Yaşanılan büyük sıkıntılar, açlık, göç, savaş vs. bunların hepsini gören birini düşünün... O kişi bir toplumun içinden çıkıyor ve anlatıyor. Önce yazıları kabul görmüyor, kimse ciddiye almıyor ama vazgeçmiyor, devam ediyor çünkü bu gerçekleri böylesine nizamlı anlatan olmamıştı... Çünkü her durumu değerlendirirdi, bir konuyu ele alırken Kürdü, Türkü, yörüğü, Arabı bir arada nasıl devindi, neler yaşadı? Daha çok ondan duyduk. Herkese çok yakındı, her öfkeyi de sevgiyi de anladı ve anlattı, sebebini anlattı. Bazen çözüm bile sundu. Bence daha büyük bir sebep olamaz.
'ŞENER ŞEN KONUŞSUN'
Oyunculuğunuzu en çok hangi meslektaşımızın yorumlamasını istersiniz ?

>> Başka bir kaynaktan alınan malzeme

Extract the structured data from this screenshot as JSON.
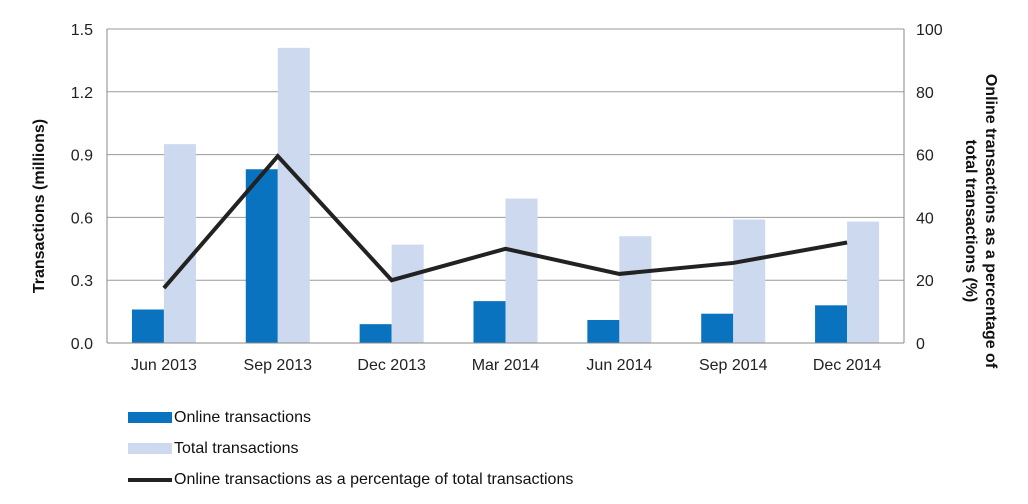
{
  "chart_data": {
    "type": "bar",
    "categories": [
      "Jun 2013",
      "Sep 2013",
      "Dec 2013",
      "Mar 2014",
      "Jun 2014",
      "Sep 2014",
      "Dec 2014"
    ],
    "series": [
      {
        "name": "Online transactions",
        "axis": "left",
        "type": "bar",
        "color": "#0a73bf",
        "values": [
          0.16,
          0.83,
          0.09,
          0.2,
          0.11,
          0.14,
          0.18
        ]
      },
      {
        "name": "Total transactions",
        "axis": "left",
        "type": "bar",
        "color": "#ccd9ef",
        "values": [
          0.95,
          1.41,
          0.47,
          0.69,
          0.51,
          0.59,
          0.58
        ]
      },
      {
        "name": "Online transactions as a percentage of total transactions",
        "axis": "right",
        "type": "line",
        "color": "#222222",
        "values": [
          17.5,
          59.5,
          20,
          30,
          22,
          25.5,
          32
        ]
      }
    ],
    "ylabel": "Transactions (millions)",
    "y2label_line1": "Online transactions as a percentage of",
    "y2label_line2": "total transactions (%)",
    "ylim": [
      0,
      1.5
    ],
    "y2lim": [
      0,
      100
    ],
    "yticks": [
      "0.0",
      "0.3",
      "0.6",
      "0.9",
      "1.2",
      "1.5"
    ],
    "y2ticks": [
      "0",
      "20",
      "40",
      "60",
      "80",
      "100"
    ],
    "grid": true,
    "legend_position": "bottom-left"
  }
}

Şener Şen hakkımda konuşsun isterim, susuşunu bile dinlerim.
'HİÇ DURMAYAN PİYANO SESİ İSTERDİM'
Hayal kurup dünyanın yönetimini bir saatliğine size verildiğini düşünelim. İlk icraatınız ne olurdu?
Kimse kimseden bir adım bile önde olmadan sabit seviye. Bir de durmayan susmayan piyano sesi.
'Kuzey Yıldızı İlk Aşk'ın Yeni Bölümünde Neler Olacak?
'Kuzey', herkesin iyi olduğundan emin olup küçük bir ara verdiği balayına döndüğü sırada başka bir felaket haberiyle sarsılmıştır. Bu sefer tehlikede olan 'Sefer' değil, biricik kızlarıdır. 'Kuzey', kızlarının izini sürerken bu belaya, çevresindeki herkesin batmış olduğunu fark eder. Ama iş işten geçmiş, kendisi de neredeyse boğazına kadar bu belaya batmıştır. Kızlarını, bela sarmalından kurtarmaya çalışırken bir yandan da 'Yıldız'ı endişelendirmemeye çalışan Kuzey, hayatının en büyük sınavlarından birini vermektedir. Her odasında başka bir sürpriz saklayan otel, bizimkilerin kurtulmaya çalıştığı bir labirente dönüşmüştür. Her odasının başka bir belaya açıldığı, her koridorun başka sürprizler taşıdığı bu otelde bizimkilerin kurtulma şansı gittikçe azalmaktadır. Ama kocasız balayına daha fazla dayanamayan Yıldız, olaya el atacaktır. Ama ailesinin kurtarıcısı mı olacak yoksa onlarla aynı kaderi mi paylaşacaktır?